授業中当てられても答えられない、 恥ずかしかったし、「どうしよう?」と不安を感じました。


3つ目は、苦手なことが多いということです。
小学校のころからですが、日直や発表など、 人前は極度に緊張してしまうので、苦手でした。
他にも学校生活の中で、「嫌だな」「やりたくないな」と思うことが多分他の人よりも多くあったし、またその思いも強かったと思います。 部活も勉強も体力の限界でいっぱいいっぱい。
そして限界になって、「もう無理、頑張れない」という状態になってしまったように思います。
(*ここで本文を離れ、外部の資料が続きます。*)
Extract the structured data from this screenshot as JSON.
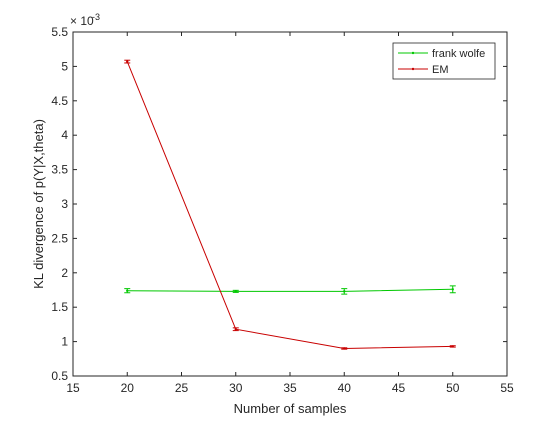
{
  "chart_data": {
    "type": "line",
    "xlabel": "Number of samples",
    "ylabel": "KL divergence of p(Y|X,theta)",
    "y_multiplier_label": "× 10",
    "y_multiplier_exponent": "-3",
    "xlim": [
      15,
      55
    ],
    "ylim": [
      0.5,
      5.5
    ],
    "x_ticks": [
      15,
      20,
      25,
      30,
      35,
      40,
      45,
      50,
      55
    ],
    "y_ticks": [
      0.5,
      1,
      1.5,
      2,
      2.5,
      3,
      3.5,
      4,
      4.5,
      5,
      5.5
    ],
    "x_tick_labels": [
      "15",
      "20",
      "25",
      "30",
      "35",
      "40",
      "45",
      "50",
      "55"
    ],
    "y_tick_labels": [
      "0.5",
      "1",
      "1.5",
      "2",
      "2.5",
      "3",
      "3.5",
      "4",
      "4.5",
      "5",
      "5.5"
    ],
    "grid": false,
    "legend_position": "top-right",
    "series": [
      {
        "name": "frank wolfe",
        "color": "#00c800",
        "x": [
          20,
          30,
          40,
          50
        ],
        "values": [
          1.74,
          1.73,
          1.73,
          1.76
        ],
        "errors": [
          0.03,
          0.015,
          0.04,
          0.05
        ]
      },
      {
        "name": "EM",
        "color": "#c80000",
        "x": [
          20,
          30,
          40,
          50
        ],
        "values": [
          5.07,
          1.18,
          0.9,
          0.93
        ],
        "errors": [
          0.02,
          0.02,
          0.01,
          0.01
        ]
      }
    ]
  }
}
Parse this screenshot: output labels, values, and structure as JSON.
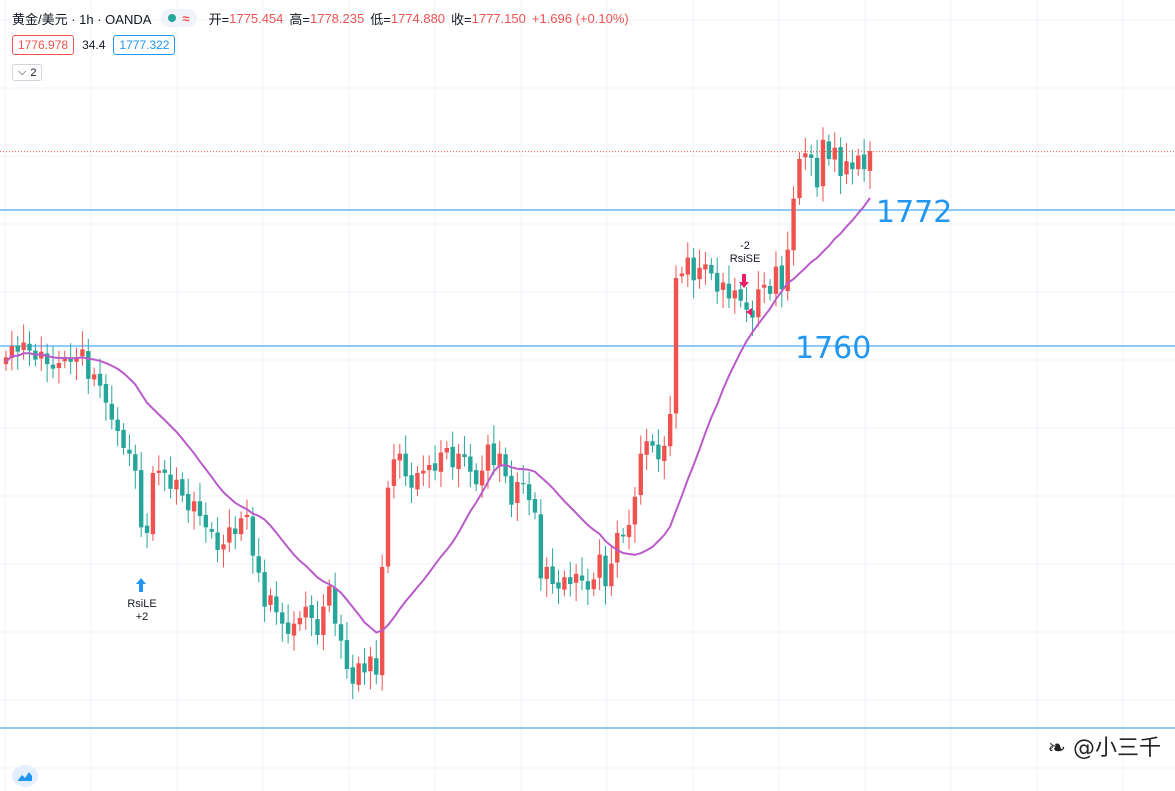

不登校になったのはある日突然ですが、原因はもっと前から積み重なっていたと思います。
今はそう思うことができますが、当時はそんな風に思えなかったので、なぜ不登校になったのか分からず、「行けない理由はわからないけど、もう学校には行きたくない」という言葉にしかなりませんでした。


◎今悩んでいる親子に
学校に行けなくなるのには、人それぞれですが、必ず原因があると思います。
原因を無視して不登校は解決できないのではないでしょうか。
もし今不登校で悩んでいる親御さんがいたら、不登校を軽視せず、 今、解決しないといけない問題だと思って、諦めずに行動してほしいと思います。 元気学園に出会わなかったら、今の自分はありません。
あのままだったとしたら、引きこもりになっていたと思います。
あの時動き出してよかった、元気学園に出会えて本当によかったと思います。
私も不登校で苦しみましたが、今は明るい未来を生きています。 今不登校で悩んでいる子や、子供の不登校で悩んでいるお母さんお父さんに、明るい未来が必ずあるよと伝えたいです。